Depuis plusieurs jours, les propos d’Emmanuel Macron visant les consommateurs « bourgeois des centres-villes » accusés de financer le narcotrafic ont suscité bien des réactions. La mobilisation de cette rhétorique est inquiétante : loin d’éclairer les enjeux, elle renforce de vieux préjugés à l’égard des consommateurs de drogues et conduit la lutte contre le narcotrafic dans une impasse politique et opérationnelle. Réduire un phénomène aussi complexe à un mécanisme de culpabilisation individuelle revient à nier la réalité des déterminants sociaux et des responsabilités publiques.
Oui, sans clientèle, il n’existe pas de marché. C’est l’évidence. Mais réduire la question du narcotrafic à une équation morale et individuelle – faute, culpabilité, responsabilité personnelle – revient à masquer l’essentiel. La consommation ne peut être dissociée du contexte social, économique et politique qui la rend possible ou supportable. Pointer les usagers du doigt, c’est détourner le regard des causes profondes sur lesquelles, collectivement, nous refusons d’agir.
Notre société est en proie à une perte de repères, à une inquiétude face à l’avenir, à une montée de l’isolement et à un effritement du lien social.
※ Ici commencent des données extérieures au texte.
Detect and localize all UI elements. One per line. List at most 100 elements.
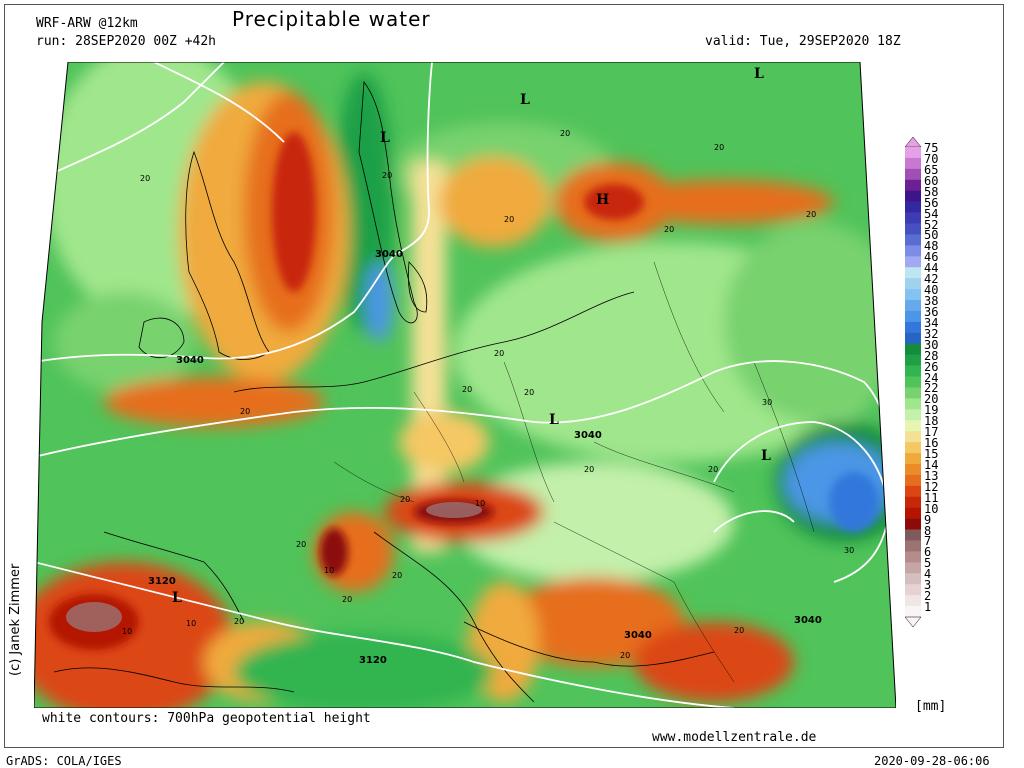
colorbar-swatch	[905, 365, 921, 377]
colorbar-swatch	[905, 212, 921, 224]
colorbar-swatch	[905, 310, 921, 323]
map-canvas: L L L H L L L 3040 3040 3040 3040 3040 3…	[34, 62, 896, 708]
colorbar-level-label: 24	[924, 370, 939, 385]
pressure-marker: H	[596, 192, 609, 208]
timestamp-label: 2020-09-28-06:06	[874, 754, 990, 768]
colorbar-level-label: 17	[924, 425, 939, 440]
colorbar-level-label: 70	[924, 151, 939, 166]
colorbar-level-label: 6	[924, 545, 932, 560]
value-label: 10	[324, 566, 334, 575]
colorbar-level-label: 36	[924, 304, 939, 319]
value-label: 20	[400, 495, 410, 504]
value-label: 20	[620, 651, 630, 660]
field-cores	[49, 132, 879, 650]
colorbar-swatch	[905, 453, 921, 465]
website-label: www.modellzentrale.de	[652, 730, 817, 745]
colorbar-level-label: 13	[924, 468, 939, 483]
colorbar-swatch	[905, 201, 921, 213]
colorbar-level-label: 54	[924, 206, 939, 221]
colorbar-swatch	[905, 354, 921, 366]
colorbar-swatches	[904, 136, 922, 628]
colorbar-swatch	[905, 562, 921, 574]
coastlines	[53, 80, 715, 703]
run-label: run: 28SEP2020 00Z +42h	[36, 34, 217, 49]
value-label: 20	[524, 388, 534, 397]
colorbar-level-label: 18	[924, 414, 939, 429]
colorbar-level-label: 2	[924, 589, 932, 604]
colorbar-level-label: 34	[924, 315, 939, 330]
value-label: 20	[734, 626, 744, 635]
colorbar-level-label: 28	[924, 348, 939, 363]
colorbar-level-label: 30	[924, 337, 939, 352]
value-label: 20	[504, 215, 514, 224]
country-borders	[333, 261, 815, 683]
colorbar-swatch	[905, 147, 921, 159]
colorbar-level-label: 20	[924, 392, 939, 407]
pressure-marker: L	[380, 130, 390, 146]
value-label: 20	[342, 595, 352, 604]
colorbar-swatch	[905, 529, 921, 541]
value-label: 30	[844, 546, 854, 555]
value-label: 20	[708, 465, 718, 474]
colorbar-swatch	[905, 256, 921, 268]
colorbar-swatch	[905, 420, 921, 432]
page-title: Precipitable water	[232, 7, 431, 31]
pressure-marker: L	[520, 92, 530, 108]
colorbar-swatch	[905, 431, 921, 443]
colorbar-level-label: 75	[924, 141, 939, 155]
colorbar-level-label: 58	[924, 184, 939, 199]
value-label: 20	[714, 143, 724, 152]
colorbar-swatch	[905, 300, 921, 312]
colorbar-swatch	[905, 190, 921, 202]
colorbar-level-label: 15	[924, 447, 939, 462]
colorbar-swatch	[905, 157, 921, 170]
value-label: 30	[762, 398, 772, 407]
colorbar-level-label: 26	[924, 359, 939, 374]
value-label: 10	[186, 619, 196, 628]
colorbar-level-label: 22	[924, 381, 939, 396]
model-label: WRF-ARW @12km	[36, 16, 138, 31]
contour-label: 3040	[794, 615, 822, 626]
contour-label: 3040	[574, 430, 602, 441]
contour-label: 3040	[375, 249, 403, 260]
colorbar-level-label: 14	[924, 457, 939, 472]
height-contours	[34, 62, 896, 708]
colorbar	[904, 136, 922, 628]
colorbar-bottom-arrow	[904, 616, 922, 628]
colorbar-swatch	[905, 496, 921, 508]
colorbar-level-label: 48	[924, 239, 939, 254]
colorbar-level-label: 10	[924, 501, 939, 516]
colorbar-swatch	[905, 278, 921, 290]
colorbar-level-label: 46	[924, 250, 939, 265]
colorbar-level-label: 50	[924, 228, 939, 243]
dry-core-alps	[426, 502, 482, 518]
colorbar-level-label: 32	[924, 326, 939, 341]
colorbar-level-label: 9	[924, 512, 932, 527]
colorbar-level-label: 12	[924, 479, 939, 494]
colorbar-swatch	[905, 267, 921, 279]
value-label: 10	[475, 499, 485, 508]
value-label: 20	[560, 129, 570, 138]
precipitable-water-field	[34, 62, 896, 708]
value-label: 20	[806, 210, 816, 219]
value-label: 20	[140, 174, 150, 183]
colorbar-swatch	[905, 463, 921, 476]
colorbar-level-label: 56	[924, 195, 939, 210]
contour-label: 3120	[148, 576, 176, 587]
colorbar-swatch	[905, 474, 921, 487]
map-border	[34, 62, 896, 708]
colorbar-level-label: 1	[924, 600, 932, 615]
colorbar-level-label: 42	[924, 272, 939, 287]
colorbar-level-label: 38	[924, 294, 939, 309]
colorbar-swatch	[905, 387, 921, 399]
contour-label: 3040	[176, 355, 204, 366]
pressure-marker: L	[761, 448, 771, 464]
colorbar-swatch	[905, 518, 921, 530]
author-credit: (c) Janek Zimmer	[8, 563, 23, 676]
colorbar-swatch	[905, 442, 921, 454]
colorbar-swatch	[905, 485, 921, 498]
value-label: 20	[382, 171, 392, 180]
colorbar-swatch	[905, 332, 921, 345]
value-label: 20	[462, 385, 472, 394]
colorbar-top-arrow	[904, 136, 922, 148]
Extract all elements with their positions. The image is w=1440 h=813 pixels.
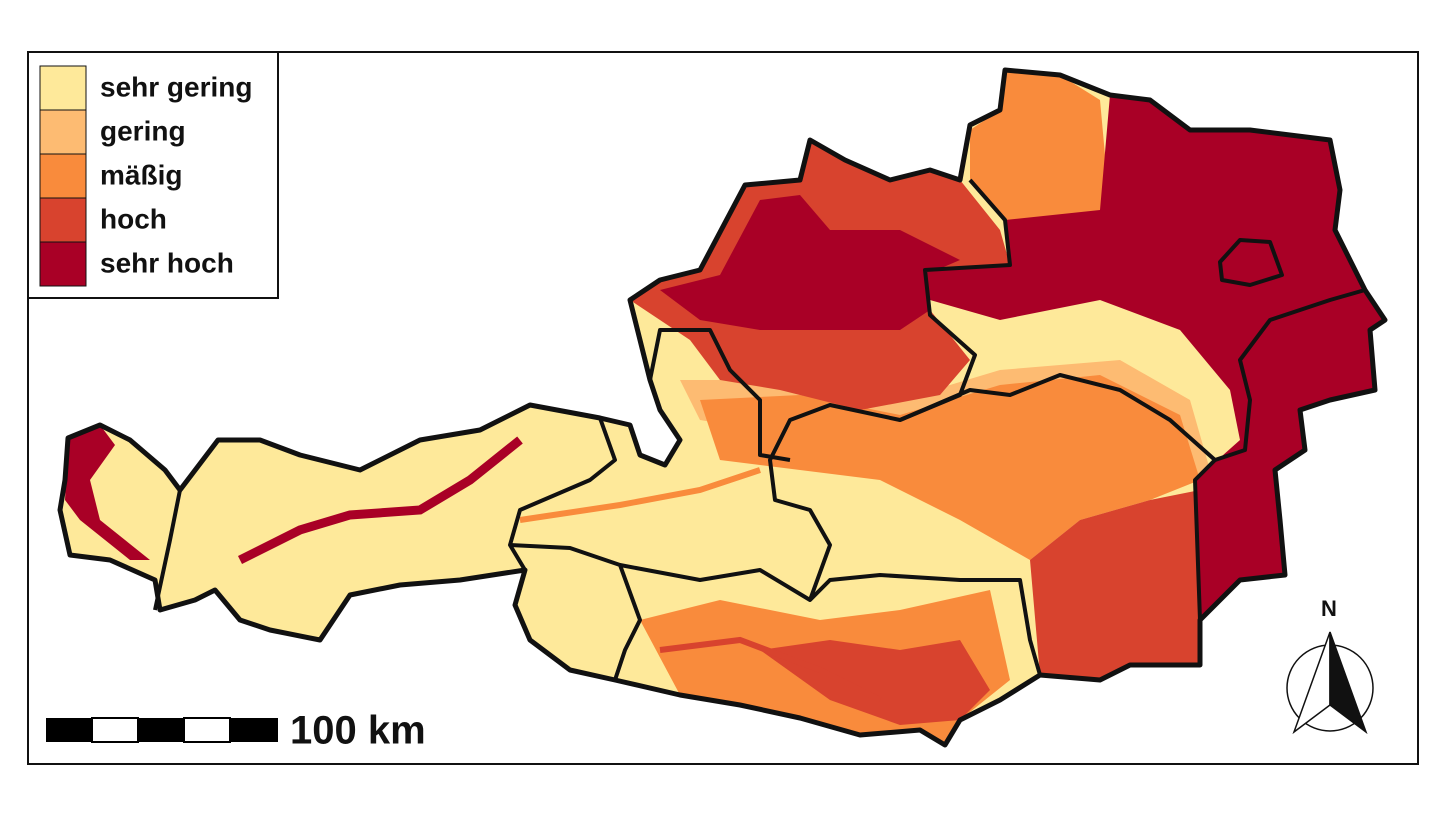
arrow-right — [1329, 631, 1368, 735]
legend: sehr gering gering mäßig hoch sehr hoch — [27, 51, 279, 299]
legend-label: sehr hoch — [100, 247, 234, 278]
valley — [519, 467, 761, 523]
scale-segment — [46, 718, 92, 742]
border — [509, 543, 642, 681]
border — [899, 178, 1012, 422]
border — [648, 328, 791, 462]
scale-segment — [230, 718, 278, 742]
country-outline — [57, 67, 1388, 748]
region-fill — [1030, 490, 1200, 680]
scale-bar: 100 km — [46, 709, 426, 753]
north-arrow: N — [1286, 596, 1374, 735]
map-fills — [60, 70, 1385, 745]
scale-label: 100 km — [290, 709, 426, 753]
region-fill — [760, 640, 990, 725]
valley — [659, 636, 882, 703]
scale-segment — [138, 718, 184, 742]
legend-label: sehr gering — [100, 71, 252, 102]
legend-swatch — [39, 197, 87, 243]
border — [619, 563, 1042, 676]
region-fill — [925, 95, 1385, 620]
legend-label: hoch — [100, 203, 167, 234]
border — [153, 489, 182, 611]
border — [1214, 288, 1366, 462]
north-label: N — [1321, 596, 1337, 621]
legend-swatch — [39, 65, 87, 111]
border — [508, 417, 617, 572]
valley — [237, 436, 523, 565]
state-borders — [153, 178, 1366, 681]
legend-label: mäßig — [100, 159, 182, 190]
legend-swatch — [39, 109, 87, 155]
region-fill — [660, 195, 960, 330]
legend-swatch — [39, 241, 87, 287]
scale-segment — [91, 717, 139, 743]
region-fill — [700, 375, 1200, 560]
border — [1218, 238, 1284, 287]
scale-segment — [183, 717, 231, 743]
region-fill — [65, 425, 150, 560]
legend-swatch — [39, 153, 87, 199]
legend-label: gering — [100, 115, 186, 146]
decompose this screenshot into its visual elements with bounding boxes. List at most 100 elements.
Le vertige écologique, la fragilisation économique et l’injonction permanente à la performance touchent toutes les catégories sociales. Ce que l’on demandait autrefois à la communauté, on le demande désormais aux individus. C’est dans ce vide que les conduites addictives deviennent les palliatifs fragiles qui permettent de rester debout face à un réel devenu trop lourd. La question n’est pas seulement de savoir qui consomme, mais ce qui, dans notre organisation sociale, rend ces usages attractifs, nécessaires ou tolérables.
L’histoire nous l’a appris : la « guerre contre la drogue », déclarée il y a plus de cinquante ans [aux Etats-Unis] par Richard Nixon, est un échec mondial. Des milliards dépensés, des vies brisées, sans jamais parvenir à la réduction durable des trafics ou de la disponibilité des produits. Le constat est clair : la seule répression ne modifie ni les marchés ni les logiques d’usage. En revanche, elle fragilise les plus vulnérables, aggrave les risques et éloigne des dispositifs de prise en charge.